Lov is better at reducing TG counts anyway ... It also helps that it's tier 1 on most/all plans. I have yet to see a plan that puts Vas higher than Lov (or generics)
Really? For your consideration (Baseline TG / % Change vs. Placebo): > TG >= 500 - Lovaza: 816 / -51.6% - Lovaza: 655 / -14.0% (head-to-head study of OMTRYG vs. LOVAZA and placebo) - Vascepa: 680 / -33.0%
A lot of plan puts V higher than L, as does not cover L (only gL, mostly in the same Tier - see United Health ... biggest in the US ...)
You would immediately identify what group you were randomized to. If no change, or slight increase, maybe you would drop out (assuming you got mineral oil), maybe you would take additional n-3 supps (despite protocol saying not to), or ...
- Acc. to the protocol: "Blinding
[0116] This is a double-blind study. Patients, investigators, pharmacists and other supporting staff at the Research Sites, personnel and designees of the Sponsor, study administrators and personnel at the organization(s) and vendors supporting the study will be unaware of the randomization code (i.e., they will not know which study participants are receiving the experimental drug and which are receiving the placebo drug). The study medication AMRlOl and placebo capsules will be similar in size and appearance to maintain blinding.

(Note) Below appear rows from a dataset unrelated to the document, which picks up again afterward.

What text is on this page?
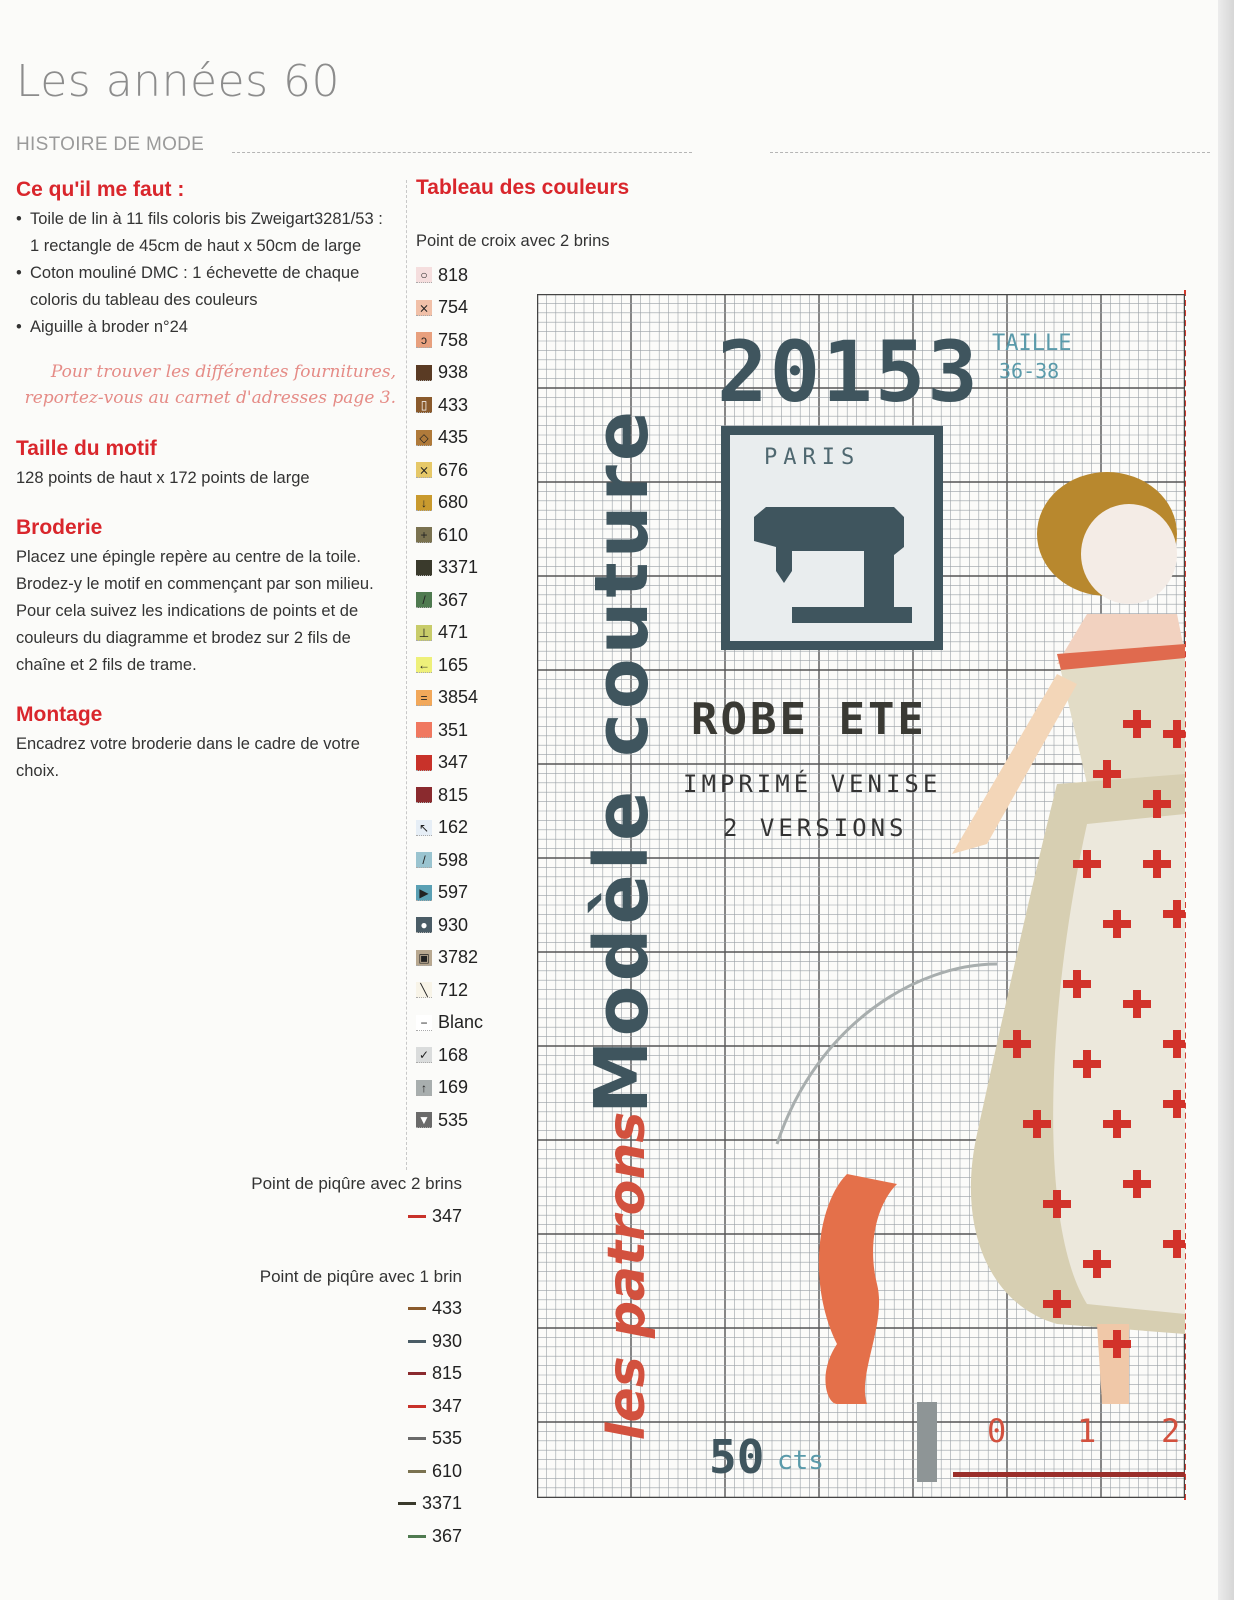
Les années 60
HISTOIRE DE MODE
Ce qu'il me faut :
• Toile de lin à 11 fils coloris bis Zweigart3281/53 : 1 rectangle de 45cm de haut x 50cm de large
• Coton mouliné DMC : 1 échevette de chaque coloris du tableau des couleurs
• Aiguille à broder n°24
Pour trouver les différentes fournitures, reportez-vous au carnet d'adresses page 3.
Taille du motif
128 points de haut x 172 points de large
Broderie
Placez une épingle repère au centre de la toile. Brodez-y le motif en commençant par son milieu. Pour cela suivez les indications de points et de couleurs du diagramme et brodez sur 2 fils de chaîne et 2 fils de trame.
Montage
Encadrez votre broderie dans le cadre de votre choix.
Tableau des couleurs
Point de croix avec 2 brins
○ 818
⨯ 754
ↄ 758
938
▯ 433
◇ 435
⨯ 676
↓ 680
+ 610
3371
/ 367
⊥ 471
← 165
= 3854
351
347
815
↖ 162
/ 598
▶ 597
● 930
▣ 3782
╲ 712
− Blanc
✓ 168
↑ 169
▼ 535
Point de piqûre avec 2 brins
347
Point de piqûre avec 1 brin
433
930
815
347
535
610
3371
367
20153 TAILLE
36-38
PARIS
ROBE ETE
IMPRIMÉ VENISE
2 VERSIONS
Modèle couture
les patrons
50 cts
0 1 2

[0117] During the double-blind treatment/follow-up period, everyone (patients, investigators, pharmacists and other supporting staff at the Research Sites, personnel and designees of the Sponsor, study administrators and personnel at the organization(s) and vendors managing/supporting the study), with the exception of the laboratory personnel performing the analysis, will be blinded to individual results of the efficacy laboratory measurements (including lipid values). Individual results from the lipid profile may be unblinded in the event of an emergency for a patient." Unless the patient pay for a test somewhere else (top of the free test), they do not know. Not likely ... - Significant drop-out affects the study, but the planned number (7,990) wasn't increased. "Before completing the enrollment phase of the trial, i.e. approximately 3- to 6-months prior to the projected enrollment of the 7990th patient, the actual event rate based on pooled, blinded accumulation of primary efficacy endpoint events will be calculated and plotted. If those analyses suggest the number of patients with at least 1 adjudicated, primary event (and appropriately accounting for patients with potential primary events for which the adjudication process is then incomplete) is consistent with projections, then the study could continue toward the protocol-specified target enrollment of 7990 patients."
On Lovaza scripts, they remain much higher than Vas.
Yes, but the difference is smaller and smaller, week by week (off-label marketing takes time). Don't forget: the approved indication is TG >500 for both, targeting TG only, and L affect is faster and looks better (on paper - see baseline TG above) for this purpose.
But I said you guys can have the last word, and I intend to stand by that
It isn't about last word, it is about truth and facts. You constantly post false / wrong information and claim them as a fact ... How could be your opinion seriously taken, meanwhile you aren't know the basic.